First, I want make sure I'm in the right forum. The car is a 2016 Sentra FE+S trim, stock equipment, low mileage, all systems appear to be working correctly except as noted below. Hopefully this is the right forum.

ISSUE: no volume when connecting IPod to USB input in console compartment. Now this DID work for the previous 2 months we have had this car. The car audio recognizes the IPod upon connecting it as stated, and the radio control panel displays the appropriate stuff to show what is playing. You can advance or backup the audio with the radio controls, either on the radio or the steering wheel. ALL NORMAL, except no volume now. There has been no work done on the car since this was working, so I doubt anything got inadvertently disconnected.

As of yesterday, all controls appear normal but there is NO AUDIO playing. Radio volume at max, still no sound. Radio controls still work to select tracks,etc, but no volume at all. If I connect the earphone jack of the IPod to the AUX input, it sounds correct, but of course, you lose the ability to control the IPod from the radio, and it won't charge up from the AUX jack. I have played with every adjustment I can find on both the IPod and the radio and steering wheel and I have made no progress. 

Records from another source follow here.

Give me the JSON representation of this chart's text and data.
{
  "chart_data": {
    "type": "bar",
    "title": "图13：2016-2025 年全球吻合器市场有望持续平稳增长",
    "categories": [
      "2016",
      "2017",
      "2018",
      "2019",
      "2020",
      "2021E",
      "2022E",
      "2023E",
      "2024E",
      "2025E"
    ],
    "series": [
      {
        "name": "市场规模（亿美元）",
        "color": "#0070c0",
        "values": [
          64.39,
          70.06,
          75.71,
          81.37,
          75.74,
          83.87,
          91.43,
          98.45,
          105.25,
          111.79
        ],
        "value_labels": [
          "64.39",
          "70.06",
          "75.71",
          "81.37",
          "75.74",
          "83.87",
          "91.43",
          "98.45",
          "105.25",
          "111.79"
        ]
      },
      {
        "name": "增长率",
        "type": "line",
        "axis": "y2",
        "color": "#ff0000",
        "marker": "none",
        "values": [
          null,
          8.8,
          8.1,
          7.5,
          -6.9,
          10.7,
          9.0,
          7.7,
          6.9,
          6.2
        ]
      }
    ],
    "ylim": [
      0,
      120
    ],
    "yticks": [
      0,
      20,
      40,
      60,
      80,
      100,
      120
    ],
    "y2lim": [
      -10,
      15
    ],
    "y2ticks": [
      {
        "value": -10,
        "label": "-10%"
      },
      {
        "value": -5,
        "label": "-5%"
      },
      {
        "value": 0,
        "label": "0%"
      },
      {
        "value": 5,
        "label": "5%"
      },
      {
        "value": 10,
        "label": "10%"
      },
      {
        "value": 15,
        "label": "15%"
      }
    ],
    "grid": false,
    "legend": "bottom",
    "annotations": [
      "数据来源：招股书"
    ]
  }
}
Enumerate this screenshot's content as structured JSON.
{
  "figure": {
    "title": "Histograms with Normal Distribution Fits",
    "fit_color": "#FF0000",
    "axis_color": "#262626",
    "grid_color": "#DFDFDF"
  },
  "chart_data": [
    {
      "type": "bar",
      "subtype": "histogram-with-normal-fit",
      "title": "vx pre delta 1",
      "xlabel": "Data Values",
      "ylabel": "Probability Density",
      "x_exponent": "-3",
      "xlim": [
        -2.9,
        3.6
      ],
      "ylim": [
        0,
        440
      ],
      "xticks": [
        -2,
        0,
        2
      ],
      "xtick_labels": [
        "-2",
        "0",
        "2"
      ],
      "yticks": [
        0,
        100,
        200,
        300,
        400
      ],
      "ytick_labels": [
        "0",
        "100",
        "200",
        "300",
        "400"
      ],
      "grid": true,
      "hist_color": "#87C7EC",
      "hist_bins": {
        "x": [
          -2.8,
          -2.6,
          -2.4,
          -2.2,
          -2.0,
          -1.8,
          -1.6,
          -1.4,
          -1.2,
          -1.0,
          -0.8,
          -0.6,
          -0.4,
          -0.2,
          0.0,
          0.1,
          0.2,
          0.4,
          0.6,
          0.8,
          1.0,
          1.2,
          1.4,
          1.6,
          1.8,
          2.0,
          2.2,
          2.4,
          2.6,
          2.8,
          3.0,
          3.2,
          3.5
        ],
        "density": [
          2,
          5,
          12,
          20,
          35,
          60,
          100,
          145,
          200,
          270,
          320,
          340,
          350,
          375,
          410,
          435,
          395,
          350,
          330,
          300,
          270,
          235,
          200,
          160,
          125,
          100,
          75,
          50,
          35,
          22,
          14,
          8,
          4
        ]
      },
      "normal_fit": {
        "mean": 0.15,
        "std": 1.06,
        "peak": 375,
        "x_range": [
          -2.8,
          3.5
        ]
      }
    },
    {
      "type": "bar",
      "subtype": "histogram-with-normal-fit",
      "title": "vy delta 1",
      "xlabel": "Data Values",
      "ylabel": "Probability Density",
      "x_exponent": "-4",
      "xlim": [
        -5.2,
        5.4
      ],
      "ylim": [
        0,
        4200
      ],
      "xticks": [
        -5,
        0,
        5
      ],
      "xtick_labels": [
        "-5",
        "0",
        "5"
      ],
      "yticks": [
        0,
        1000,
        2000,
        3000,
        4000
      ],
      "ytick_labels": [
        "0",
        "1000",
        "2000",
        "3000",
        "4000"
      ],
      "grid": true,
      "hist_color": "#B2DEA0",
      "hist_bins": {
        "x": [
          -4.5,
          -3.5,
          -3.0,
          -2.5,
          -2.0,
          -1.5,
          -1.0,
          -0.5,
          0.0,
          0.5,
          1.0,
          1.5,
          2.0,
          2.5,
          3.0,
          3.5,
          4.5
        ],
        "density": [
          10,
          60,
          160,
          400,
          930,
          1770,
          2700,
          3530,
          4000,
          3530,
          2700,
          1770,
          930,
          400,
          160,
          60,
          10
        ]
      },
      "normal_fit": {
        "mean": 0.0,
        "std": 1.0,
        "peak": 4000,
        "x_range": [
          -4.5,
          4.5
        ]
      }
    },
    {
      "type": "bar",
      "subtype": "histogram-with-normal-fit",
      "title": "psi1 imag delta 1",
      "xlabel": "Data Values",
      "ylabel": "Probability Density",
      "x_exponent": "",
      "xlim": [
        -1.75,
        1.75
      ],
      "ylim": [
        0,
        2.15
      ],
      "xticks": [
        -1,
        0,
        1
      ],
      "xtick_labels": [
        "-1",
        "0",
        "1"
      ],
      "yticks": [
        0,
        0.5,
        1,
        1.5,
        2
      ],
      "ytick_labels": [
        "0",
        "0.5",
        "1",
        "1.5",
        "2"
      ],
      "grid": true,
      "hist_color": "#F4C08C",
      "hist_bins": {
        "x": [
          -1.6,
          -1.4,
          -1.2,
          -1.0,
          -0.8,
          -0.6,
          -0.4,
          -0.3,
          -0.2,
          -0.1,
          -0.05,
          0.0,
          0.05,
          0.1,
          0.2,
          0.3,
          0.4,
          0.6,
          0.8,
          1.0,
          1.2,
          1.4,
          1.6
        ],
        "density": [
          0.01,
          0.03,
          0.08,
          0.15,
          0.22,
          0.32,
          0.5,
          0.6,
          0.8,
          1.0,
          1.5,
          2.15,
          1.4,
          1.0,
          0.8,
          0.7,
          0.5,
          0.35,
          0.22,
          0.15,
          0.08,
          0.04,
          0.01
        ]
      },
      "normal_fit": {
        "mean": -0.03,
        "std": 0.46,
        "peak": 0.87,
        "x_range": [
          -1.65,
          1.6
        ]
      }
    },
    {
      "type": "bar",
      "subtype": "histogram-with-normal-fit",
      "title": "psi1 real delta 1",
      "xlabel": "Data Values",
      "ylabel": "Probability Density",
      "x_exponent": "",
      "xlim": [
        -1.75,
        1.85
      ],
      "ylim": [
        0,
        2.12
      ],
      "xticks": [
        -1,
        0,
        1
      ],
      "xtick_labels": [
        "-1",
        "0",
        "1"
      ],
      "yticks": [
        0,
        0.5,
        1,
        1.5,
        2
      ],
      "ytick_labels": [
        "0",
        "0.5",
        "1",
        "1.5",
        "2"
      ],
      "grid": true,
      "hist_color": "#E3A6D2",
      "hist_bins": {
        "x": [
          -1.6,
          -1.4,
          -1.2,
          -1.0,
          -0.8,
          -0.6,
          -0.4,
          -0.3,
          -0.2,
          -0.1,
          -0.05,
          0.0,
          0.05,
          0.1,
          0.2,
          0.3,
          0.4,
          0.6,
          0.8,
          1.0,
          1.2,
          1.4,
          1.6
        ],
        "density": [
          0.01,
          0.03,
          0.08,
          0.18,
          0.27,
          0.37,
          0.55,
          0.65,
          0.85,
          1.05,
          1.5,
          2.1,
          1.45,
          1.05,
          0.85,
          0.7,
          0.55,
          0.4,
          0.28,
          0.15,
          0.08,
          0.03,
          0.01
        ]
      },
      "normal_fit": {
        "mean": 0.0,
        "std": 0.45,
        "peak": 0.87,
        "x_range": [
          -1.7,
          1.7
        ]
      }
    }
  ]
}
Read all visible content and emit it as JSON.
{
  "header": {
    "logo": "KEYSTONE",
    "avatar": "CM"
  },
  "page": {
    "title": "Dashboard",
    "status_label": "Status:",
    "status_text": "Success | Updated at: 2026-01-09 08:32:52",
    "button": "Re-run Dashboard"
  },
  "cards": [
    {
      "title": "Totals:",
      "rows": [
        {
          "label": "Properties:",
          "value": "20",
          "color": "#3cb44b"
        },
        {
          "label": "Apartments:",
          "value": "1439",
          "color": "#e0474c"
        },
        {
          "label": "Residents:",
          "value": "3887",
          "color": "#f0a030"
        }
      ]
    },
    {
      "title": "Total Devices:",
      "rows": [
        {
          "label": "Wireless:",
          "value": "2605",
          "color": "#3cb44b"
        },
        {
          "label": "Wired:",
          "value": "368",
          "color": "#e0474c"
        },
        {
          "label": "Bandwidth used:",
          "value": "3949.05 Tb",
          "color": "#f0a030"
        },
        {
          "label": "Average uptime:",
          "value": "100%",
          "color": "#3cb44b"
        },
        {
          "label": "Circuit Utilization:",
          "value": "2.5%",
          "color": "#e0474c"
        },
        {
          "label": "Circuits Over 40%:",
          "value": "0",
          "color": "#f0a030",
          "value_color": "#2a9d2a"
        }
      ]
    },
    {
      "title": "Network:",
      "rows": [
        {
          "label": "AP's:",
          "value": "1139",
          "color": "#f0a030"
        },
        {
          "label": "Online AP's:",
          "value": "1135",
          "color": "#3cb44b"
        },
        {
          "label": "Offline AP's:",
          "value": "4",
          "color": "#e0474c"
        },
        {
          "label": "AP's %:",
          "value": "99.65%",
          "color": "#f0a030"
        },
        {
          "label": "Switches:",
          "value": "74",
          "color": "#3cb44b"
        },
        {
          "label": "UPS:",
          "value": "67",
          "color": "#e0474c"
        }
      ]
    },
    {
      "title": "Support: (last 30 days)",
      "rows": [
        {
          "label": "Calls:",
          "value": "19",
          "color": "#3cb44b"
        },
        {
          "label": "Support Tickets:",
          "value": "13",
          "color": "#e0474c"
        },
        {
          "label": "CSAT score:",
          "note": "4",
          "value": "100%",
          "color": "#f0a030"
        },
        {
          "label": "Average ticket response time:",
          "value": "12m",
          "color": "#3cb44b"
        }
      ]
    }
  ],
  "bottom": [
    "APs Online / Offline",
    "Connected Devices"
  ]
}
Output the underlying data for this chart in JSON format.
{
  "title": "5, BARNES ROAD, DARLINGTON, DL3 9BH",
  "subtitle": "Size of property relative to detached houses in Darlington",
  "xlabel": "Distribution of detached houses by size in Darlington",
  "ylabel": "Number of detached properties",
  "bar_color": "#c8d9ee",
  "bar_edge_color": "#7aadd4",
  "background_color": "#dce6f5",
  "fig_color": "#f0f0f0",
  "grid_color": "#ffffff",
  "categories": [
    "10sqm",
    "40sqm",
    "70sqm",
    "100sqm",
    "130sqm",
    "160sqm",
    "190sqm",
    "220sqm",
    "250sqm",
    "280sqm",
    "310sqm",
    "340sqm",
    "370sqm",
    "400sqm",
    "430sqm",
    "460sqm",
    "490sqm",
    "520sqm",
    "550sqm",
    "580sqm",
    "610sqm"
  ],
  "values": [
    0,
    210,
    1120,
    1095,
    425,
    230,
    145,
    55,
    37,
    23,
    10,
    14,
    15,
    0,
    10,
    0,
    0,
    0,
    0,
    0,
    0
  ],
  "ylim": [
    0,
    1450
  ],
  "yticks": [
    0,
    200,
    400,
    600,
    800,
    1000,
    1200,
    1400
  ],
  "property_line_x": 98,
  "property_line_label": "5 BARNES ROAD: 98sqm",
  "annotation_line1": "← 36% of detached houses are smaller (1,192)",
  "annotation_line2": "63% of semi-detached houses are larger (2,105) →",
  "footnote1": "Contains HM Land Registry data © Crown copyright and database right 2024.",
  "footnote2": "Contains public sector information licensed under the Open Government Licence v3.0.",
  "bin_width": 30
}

The IPod works nicely either with earphones, or connected via USB to my desktop computer, I have full control of it via ITunes, but no volume in the car. I"m starting to suspect the radio circuitry, but if the IPod gets recognized, and the radio display shows IPod control, how can it not be heard? I don't think there's a fuse for this but correct me if that's wrong.

Does anyone have a suggestions here? Has anyone else had this issue? The car is very much under factory warranty but before I go pestering the service manage I want to explore all possibilities. 

Any help here is much appreciated.


----------